Passionate parents can be pretty stifling for their dispassionate children. Well, that's not quite what 2016's Little Sister
is trying to say though the film, set during the 2008 presidential election, inevitably comes off differently after Trump's election. But it's a pretty, slightly fetishised look at a young woman in training to be a nun and the family she's reacted against her whole life.
The movie has echoes of The Breakfast Club
, featuring Ally Sheedy as Joani Lunsford, the mother of the central character, Colleen (Addison Timlin), and begins with a quote from Marilyn Manson from his first album which, having come out in the early 90s, makes it roughly equivalent to the David Bowie quote from 1971's "Changes" that opens 1985's The Breakfast Club
Not that I'm arguing Manson is half the artist David Bowie was (I'm sure he wouldn't either) but like the Bowie quote from "Changes" it sets up the thematic conflict between disaffected youth and an adult world trying to enforce its own vision. Sheedy's character in particular is an interesting contrast to her "basket case" character in Breakfast Club
. She's still a basket case but of a different kind, or possibly an evolution of the same kind. She and her husband, Colleen's father, are passionate Obama/Biden supporters, taking part in the wave of anti-Bush sentiment. She's a proud pot smoker and really wants Colleen to start smoking pot, too.
But the film's argument, posed with a kind of ironic understatement, is that the political and personal passions of the left in 2008 were shallow and fuelled more by narcissism than true belief in the cause. Sheedy's character is shown as unreasonable in her treatment of Colleen, screaming at her for coming home late in one scene even though Colleen had only just returned home after having been living in the convent. Later, she laughs at Colleen's disgusted reaction when meat is put on her breakfast plate despite knowing that Colleen is a lifelong vegetarian. Colleen's brother, Jacob (Keith Poulson), whose face was completely burned off in his service in Iraq, is confronted by a stranger in a drug store who says to him with weird fervour, "I bet you're so glad for Obama!"
There is certainly some truth to this--for any cause there are plenty of people who don't understand their true reasons for being in it. With all the cards stacked against the side that cares about politics, it's easy to see why the consistent thread in Colleen's life has been reacting against it. In high school, we learn, she'd been a Marilyn Manson fan, I'll say "goth" even though I still remember a time when it was hotly debated whether Manson fans could be goth. I don't think this film really has such a fine appreciation for the subculture, though, any more than it really seems to understand what it's like to be a nun. One of the main problems with the film is that it spools out backstory instead of developing the main story. We see, without knowing exactly why, Colleen leaving the convent at the beginning--we don't learn of her brother's recent injury until she arrives at the family home where he's living with his fiancee (Kristin Slaysman). This makes a disconnect between the audience and Colleen despite the fact that the camera is almost constantly studying her pretty face.
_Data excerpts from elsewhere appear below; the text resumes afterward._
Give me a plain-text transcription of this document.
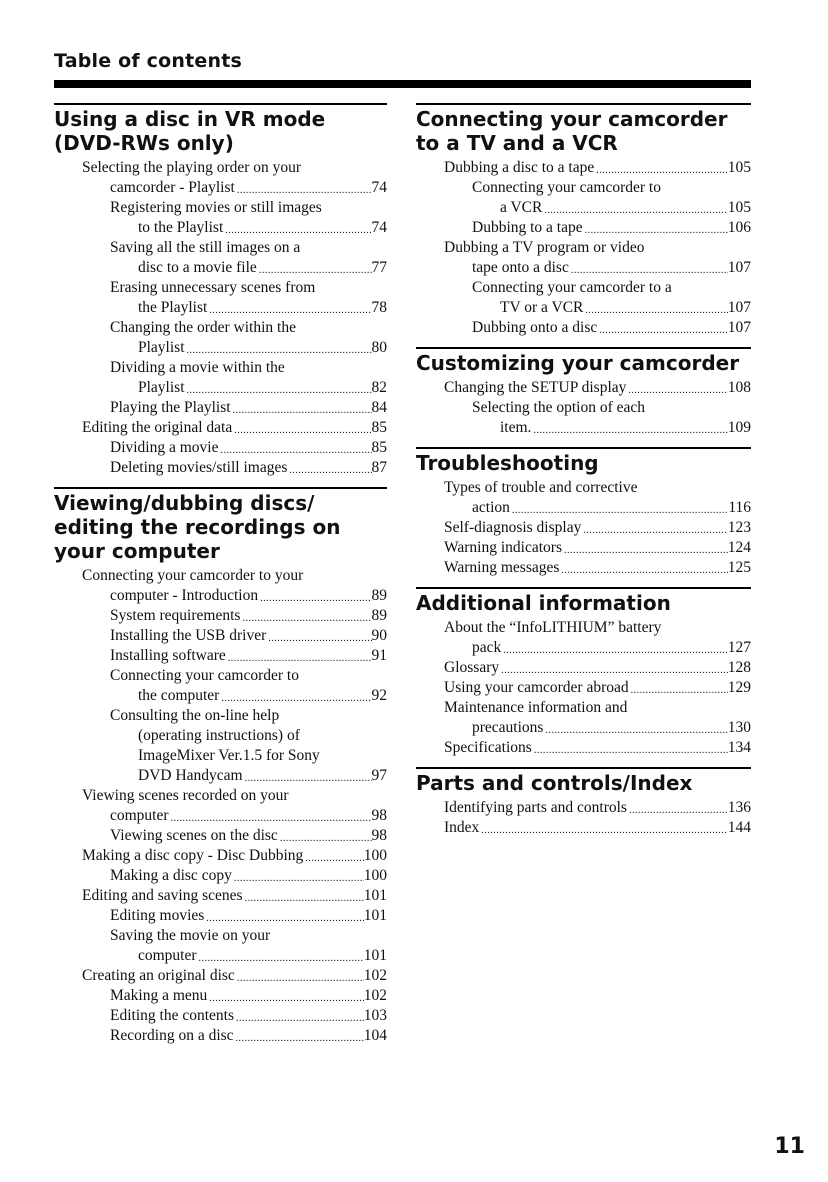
Table of contents
Using a disc in VR mode (DVD-RWs only)
Selecting the playing order on your
camcorder - Playlist .....	74
Registering movies or still images
to the Playlist .....	74
Saving all the still images on a
disc to a movie file .....	77
Erasing unnecessary scenes from
the Playlist .....	78
Changing the order within the
Playlist .....	80
Dividing a movie within the
Playlist .....	82
Playing the Playlist .....	84
Editing the original data .....	85
Dividing a movie .....	85
Deleting movies/still images .....	87
Viewing/dubbing discs/ editing the recordings on your computer
Connecting your camcorder to your
computer - Introduction .....	89
System requirements .....	89
Installing the USB driver .....	90
Installing software .....	91
Connecting your camcorder to
the computer .....	92
Consulting the on-line help
(operating instructions) of
ImageMixer Ver.1.5 for Sony
DVD Handycam .....	97
Viewing scenes recorded on your
computer .....	98
Viewing scenes on the disc .....	98
Making a disc copy - Disc Dubbing .....	100
Making a disc copy .....	100
Editing and saving scenes .....	101
Editing movies .....	101
Saving the movie on your
computer .....	101
Creating an original disc .....	102
Making a menu .....	102
Editing the contents .....	103
Recording on a disc .....	104
Connecting your camcorder to a TV and a VCR
Dubbing a disc to a tape .....	105
Connecting your camcorder to
a VCR .....	105
Dubbing to a tape .....	106
Dubbing a TV program or video
tape onto a disc .....	107
Connecting your camcorder to a
TV or a VCR .....	107
Dubbing onto a disc .....	107
Customizing your camcorder
Changing the SETUP display .....	108
Selecting the option of each
item. .....	109
Troubleshooting
Types of trouble and corrective
action .....	116
Self-diagnosis display .....	123
Warning indicators .....	124
Warning messages .....	125
Additional information
About the “InfoLITHIUM” battery
pack .....	127
Glossary .....	128
Using your camcorder abroad .....	129
Maintenance information and
precautions .....	130
Specifications .....	134
Parts and controls/Index
Identifying parts and controls .....	136
Index .....	144
11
As she goes back to her goth clothes and hair to entertain her brother, dancing to "Have You Seen Me?" by Gwar, the film takes on the quality of a harem anime with every woman in the story trying to figure out how to please him. His fiancee is a gorgeous, buxom blonde who dances for him in her lingerie, and the climax of the film is very much about attending his needs though, again, we learn practically nothing about him but plot points--he served in Iraq, his face was burned, and now he doesn't want to talk to people much. And he also doesn't care about politics much.
And that's fair, not everyone should feel they have
to be passionate about politics. But for this message it certainly feels like bad timing. An unintended consequence is that the film reminds me how complacent people are free to be when they have it good.